First Edition: August 20, 2009
Based on the headlines, one of today's key health reform questions is whether bi-partisanship is still alive, or will the Democrats choose to go it alone?
Can Health Reform Pass? Experts Weigh In
Will President Barack Obama and congressional Democrats have to greatly scale back their health care overhaul proposals to get legislation passed this year? Here's what some experts are saying (Kaiser Health News).
Attacks On Reform May Force Democrats To Scale Back Their Ambitions
Relentless attacks on President Barack Obama's health care overhaul effort, coupled with continued questions on how to pay for it, are prompting some political and health care experts to suggest that Democrats will have to scale back the cost and scope of the legislation to get something through Congress this year (Kaiser Health News).
Obama Calls Health Plan A 'Moral Obligation'
President Obama sought Wednesday to reframe the health care debate as "a core ethical and moral obligation," imploring a coalition of religious leaders to help promote the plan to lower costs and expand insurance coverage for all Americans (The New York Times).
White House Tries To Regain Message Control
Amid White House concerns that it's losing the message war on both its left and right fronts, President Obama on Thursday will try to rally his grassroots army to regain momentum and redefine the battle for health care reform (Politico).
Obama Turns To Religion To Press Health Agenda
President Barack Obama on Wednesday tried to retake the upper ground in this month's healthcare debate by casting reform as a "moral conviction" in a conference call with religious leaders (The Hill).
Obama Takes Healthcare Effort To Grass-Roots Level
President Obama plans today to take his case for healthcare reform to some of his staunchest supporters and harshest critics -- a two-pronged approach designed to energize his so-far lethargic base and gain ground on his critics by confronting them head-on (Los Angeles Times).
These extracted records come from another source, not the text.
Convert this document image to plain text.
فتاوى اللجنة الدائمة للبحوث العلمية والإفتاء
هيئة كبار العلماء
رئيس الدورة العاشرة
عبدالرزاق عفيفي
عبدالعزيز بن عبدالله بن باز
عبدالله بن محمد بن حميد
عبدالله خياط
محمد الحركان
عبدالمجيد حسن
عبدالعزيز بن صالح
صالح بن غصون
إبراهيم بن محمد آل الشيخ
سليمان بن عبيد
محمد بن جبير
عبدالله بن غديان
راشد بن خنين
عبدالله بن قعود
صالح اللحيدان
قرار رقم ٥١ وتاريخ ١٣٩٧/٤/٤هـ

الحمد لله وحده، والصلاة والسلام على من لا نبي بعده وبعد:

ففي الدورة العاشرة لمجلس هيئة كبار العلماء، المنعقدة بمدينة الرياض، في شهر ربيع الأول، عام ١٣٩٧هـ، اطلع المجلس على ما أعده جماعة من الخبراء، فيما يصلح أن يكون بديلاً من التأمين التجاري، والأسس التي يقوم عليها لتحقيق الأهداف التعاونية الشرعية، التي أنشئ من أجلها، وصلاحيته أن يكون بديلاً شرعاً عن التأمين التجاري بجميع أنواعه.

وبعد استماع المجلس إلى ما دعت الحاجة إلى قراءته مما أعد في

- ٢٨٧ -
New Rx For Health Plan: Split Bill
The White House and Senate Democratic leaders, seeing little chance of bipartisan support for their health-care overhaul, are considering a strategy shift that would break the legislation into two parts and pass the most expensive provisions solely with Democratic votes (The Wall Street Journal).
Healthcare Co-Ops Emerging As Viable Alternative
GOP detractors say the private regional entities would resemble a government-run plan. Advocates say cooperatives would increase access and competition -- and stand a chance of bipartisan support (Los Angeles Times).
Democrats Prepare To Push Health Care Without GOP
Publicly, President Barack Obama is still calling for a bipartisan bill to overhaul the nation's health care system. Privately, Democrats are preparing a one-party push, which they feel is all but inevitable (The Associated Press).
Dems Recommit To Bipartisan Health Deal
Senate Democratic leaders and negotiators have recommitted themselves to a bipartisan healthcare deal, despite an August recess characterized by partisan sniping that prompted senior White House officials to consider a go-it-alone approach (The Hill).
Democrats On Healthcare: Going It Alone Or Not?
At first blush, it may seem the White House has been contradicting itself lately. In The New York Times Wednesday, White House chief of staff Rahm Emanuel appeared to buttress the media's assertion that Democrats are now prepared to go it alone in passing healthcare legislation. Yet White House press secretary Robert Gibbs told reporters Wednesday that media reports were wrong (The Christian Science Monitor).
Senator Calls For Narrower Measure
Sen. Charles Grassley, key Republican negotiator in the quest for bipartisan health-care reform, said Wednesday that the outpouring of anger at town hall meetings this month has fundamentally altered the nature of the debate and convinced him that lawmakers should consider drastically scaling back the scope of the effort (The Washington Post).
Town Hall Meetings Stir More Conservatives To Action
For Dave Swift, the frustration started with last year's $700 billion bank bailout. For Andrew Molaison, it was the sense his taxes were subsidizing people who bought homes "totally beyond their means." For both men, 1,200 miles apart, such policy concerns led them to congressional town hall meetings on health care this week (USA Today).
Biden To Announce Almost $1.2T For Medical Records
Vice President Joe Biden plans to announce Thursday nearly $1.2 billion in grants to help hospitals transition to electronic medical records (The Associated Press).
Health Care Uproar Swallows Whole Foods
Whole Foods has taken pains to distance itself from founder and CEO John Mackey, but it may be too late (NPR).
For Outsiders, Opening Doors To Health Care
Midcareer managers and other workers have been migrating to health care jobs for years, of course. Now, with the recession, the lure is even stronger. Hospitals, which employ more than four million people, added 135,000 jobs last year and 19,400 more in the first half of 2009, even as millions of American workers wound up unemployed (The New York Times).